И тогда я, не колеблясь, скомандовала собровцам, скрытно подобравшимся к поляне, – захват!
Алексей Данилов
– Тшш, – остановила сама себя Вероника.
– Что?
Она указала куда-то во тьму – там чуть серебрилась трава, блестящая под луной. Откуда-то издалека стали раздаваться хлопки петард – странно, вроде никакого праздника сегодня нет.
– Там – видишь?! – воскликнула Климова.
– Что? – Я и впрямь ничего не видел.
– Ну, напрягись!
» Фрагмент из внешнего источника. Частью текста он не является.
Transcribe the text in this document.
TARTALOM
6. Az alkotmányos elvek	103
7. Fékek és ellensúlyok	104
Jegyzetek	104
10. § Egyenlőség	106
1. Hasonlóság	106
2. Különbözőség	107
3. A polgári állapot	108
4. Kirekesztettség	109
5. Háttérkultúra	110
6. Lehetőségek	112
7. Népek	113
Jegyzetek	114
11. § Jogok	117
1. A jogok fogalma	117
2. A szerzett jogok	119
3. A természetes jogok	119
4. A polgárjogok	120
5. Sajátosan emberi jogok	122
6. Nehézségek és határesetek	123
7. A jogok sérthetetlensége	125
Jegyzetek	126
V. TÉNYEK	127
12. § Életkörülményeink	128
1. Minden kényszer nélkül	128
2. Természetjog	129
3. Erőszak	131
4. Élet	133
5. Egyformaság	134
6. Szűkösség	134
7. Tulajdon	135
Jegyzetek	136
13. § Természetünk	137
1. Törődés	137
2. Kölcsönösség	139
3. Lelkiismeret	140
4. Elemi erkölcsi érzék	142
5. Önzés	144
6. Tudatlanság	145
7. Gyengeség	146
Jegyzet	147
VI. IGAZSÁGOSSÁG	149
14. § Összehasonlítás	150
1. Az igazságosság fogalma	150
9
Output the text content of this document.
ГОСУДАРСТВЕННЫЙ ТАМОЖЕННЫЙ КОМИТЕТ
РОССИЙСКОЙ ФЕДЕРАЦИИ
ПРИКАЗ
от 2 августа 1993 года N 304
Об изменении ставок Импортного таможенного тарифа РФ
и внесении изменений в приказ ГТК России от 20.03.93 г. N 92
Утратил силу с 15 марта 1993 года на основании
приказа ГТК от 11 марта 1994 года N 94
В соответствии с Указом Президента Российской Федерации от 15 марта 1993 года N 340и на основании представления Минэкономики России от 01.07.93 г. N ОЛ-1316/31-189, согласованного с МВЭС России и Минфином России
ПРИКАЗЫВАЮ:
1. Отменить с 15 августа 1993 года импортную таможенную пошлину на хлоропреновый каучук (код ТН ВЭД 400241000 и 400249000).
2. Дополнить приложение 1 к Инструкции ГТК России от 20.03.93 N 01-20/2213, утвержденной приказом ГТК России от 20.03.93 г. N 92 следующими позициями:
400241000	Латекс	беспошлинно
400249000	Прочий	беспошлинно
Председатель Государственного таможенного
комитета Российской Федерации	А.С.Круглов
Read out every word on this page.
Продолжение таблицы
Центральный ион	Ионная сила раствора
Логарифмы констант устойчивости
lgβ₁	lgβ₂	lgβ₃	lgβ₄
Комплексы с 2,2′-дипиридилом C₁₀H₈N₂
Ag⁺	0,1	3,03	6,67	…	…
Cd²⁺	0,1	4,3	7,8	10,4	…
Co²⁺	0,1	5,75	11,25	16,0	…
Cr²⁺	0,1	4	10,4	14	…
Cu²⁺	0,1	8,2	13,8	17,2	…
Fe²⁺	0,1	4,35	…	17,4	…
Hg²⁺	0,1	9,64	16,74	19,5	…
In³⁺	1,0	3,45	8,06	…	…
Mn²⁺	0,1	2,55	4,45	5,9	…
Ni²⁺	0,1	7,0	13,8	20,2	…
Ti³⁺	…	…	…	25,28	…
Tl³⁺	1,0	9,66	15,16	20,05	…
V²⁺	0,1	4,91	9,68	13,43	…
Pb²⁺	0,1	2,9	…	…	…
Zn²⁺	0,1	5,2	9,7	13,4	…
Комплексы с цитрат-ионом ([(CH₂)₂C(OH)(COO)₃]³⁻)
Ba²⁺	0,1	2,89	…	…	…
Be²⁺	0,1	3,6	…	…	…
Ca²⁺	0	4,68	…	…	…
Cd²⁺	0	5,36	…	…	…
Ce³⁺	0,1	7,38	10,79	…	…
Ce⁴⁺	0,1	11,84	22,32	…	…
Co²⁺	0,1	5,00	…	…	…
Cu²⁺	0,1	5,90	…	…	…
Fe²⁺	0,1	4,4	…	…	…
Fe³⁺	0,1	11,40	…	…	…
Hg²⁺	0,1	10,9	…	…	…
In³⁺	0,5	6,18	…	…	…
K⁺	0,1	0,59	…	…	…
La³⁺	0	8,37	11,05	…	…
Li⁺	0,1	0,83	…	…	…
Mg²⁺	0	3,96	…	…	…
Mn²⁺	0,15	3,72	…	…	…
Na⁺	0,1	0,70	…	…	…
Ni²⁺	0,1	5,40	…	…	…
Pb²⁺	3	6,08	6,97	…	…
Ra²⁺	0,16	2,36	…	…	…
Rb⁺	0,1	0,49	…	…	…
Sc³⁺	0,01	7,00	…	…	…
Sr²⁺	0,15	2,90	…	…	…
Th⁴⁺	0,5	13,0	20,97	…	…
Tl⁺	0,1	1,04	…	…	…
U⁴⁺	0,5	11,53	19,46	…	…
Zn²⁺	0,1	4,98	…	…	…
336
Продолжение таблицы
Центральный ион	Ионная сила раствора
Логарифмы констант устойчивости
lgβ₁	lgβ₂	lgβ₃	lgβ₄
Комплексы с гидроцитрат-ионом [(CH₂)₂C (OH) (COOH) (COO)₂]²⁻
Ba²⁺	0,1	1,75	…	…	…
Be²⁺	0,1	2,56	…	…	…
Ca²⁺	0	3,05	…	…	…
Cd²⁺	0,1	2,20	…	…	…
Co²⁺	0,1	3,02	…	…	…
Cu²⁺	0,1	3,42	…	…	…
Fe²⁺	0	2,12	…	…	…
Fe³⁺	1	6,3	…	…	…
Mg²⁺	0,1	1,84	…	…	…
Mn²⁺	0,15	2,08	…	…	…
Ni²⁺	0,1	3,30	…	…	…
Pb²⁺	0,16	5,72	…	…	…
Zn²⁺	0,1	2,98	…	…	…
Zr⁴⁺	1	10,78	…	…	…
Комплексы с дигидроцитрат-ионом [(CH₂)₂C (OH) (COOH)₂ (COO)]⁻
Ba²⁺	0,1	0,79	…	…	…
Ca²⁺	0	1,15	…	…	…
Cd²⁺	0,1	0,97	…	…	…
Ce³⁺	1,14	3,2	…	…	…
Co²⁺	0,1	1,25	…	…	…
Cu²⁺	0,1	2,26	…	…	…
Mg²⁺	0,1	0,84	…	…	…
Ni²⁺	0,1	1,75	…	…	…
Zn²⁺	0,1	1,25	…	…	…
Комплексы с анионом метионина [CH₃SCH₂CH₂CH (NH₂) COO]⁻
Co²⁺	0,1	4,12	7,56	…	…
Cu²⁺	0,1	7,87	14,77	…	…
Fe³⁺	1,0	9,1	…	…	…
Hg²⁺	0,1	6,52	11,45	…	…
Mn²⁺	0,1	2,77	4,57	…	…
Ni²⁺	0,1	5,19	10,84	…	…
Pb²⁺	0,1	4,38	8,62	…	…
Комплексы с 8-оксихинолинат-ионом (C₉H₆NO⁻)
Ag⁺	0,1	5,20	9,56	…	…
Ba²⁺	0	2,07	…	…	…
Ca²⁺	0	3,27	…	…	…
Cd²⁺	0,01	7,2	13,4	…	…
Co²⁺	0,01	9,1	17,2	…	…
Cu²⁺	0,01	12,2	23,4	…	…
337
Где твой хваленый третий глаз?!
Не любил я всех этих детских трюков, но в данном случае почему бы не попробовать – и я по-настоящему посмотрел туда, куда указывала девушка, и действительно увидел, как там, без фар и габаритов, тяжело переваливается по кочкам «девятка». Та самая, кажется, что дежурила перед моей гостиницей.
– Сыскари, – прошептала Климова. – Нас выследили.
– Этим должно было кончиться, – философски проговорил я.
– А вот хрен им!!! – проорала девчонка, и не успел я сообразить, что происходит, как она вытянула руку в сторону скрывающейся во тьме ночи машины. Потрясенный, я увидел, как с концов ее пальцев срывается нечто, похожее на крошечный шарик для детского бильярда, только светящееся изнутри, – и со страшной скоростью уносится во тьму. Один заряд, другой, третий…
– Я впервые это делаю! – заорала она. – Впервые! Классно!
Несмотря на продолжающуюся где-то канонаду петард, я все-таки услышал неподалеку звон, хруст и даже сдавленные стоны. Сделал над собой усилие – и снова увидел ту самую «девятку», только лобовое стекло у нее было разбито, а на передних сиденьях белели тела двух мужчин. Они были неподвижны.
– Ты что творишь?!! – напустился я на Климову и схватил ее за запястья. Но она, казалось, пришла в совершенное бешенство, с резким усилием выдернула из моих рук свои ладони и отступила на шаг. Я снова сжал ее, теперь за плечи, – и как следует встряхнул. Она опять вырвалась. Лицо ее перекосила дикая злоба. Она вдруг выбросила свою тонкую ручку по направлению ко мне – с пальцев сорвался светящийся шарик и полетел мне прямо в грудь. Я почувствовал тяжелый и тупой удар в ребра. Мир, ночь и звезды закружились вокруг меня – я услышал девичий отчаянный крик: «О, прости! Прости, прости!» – и потерял сознание.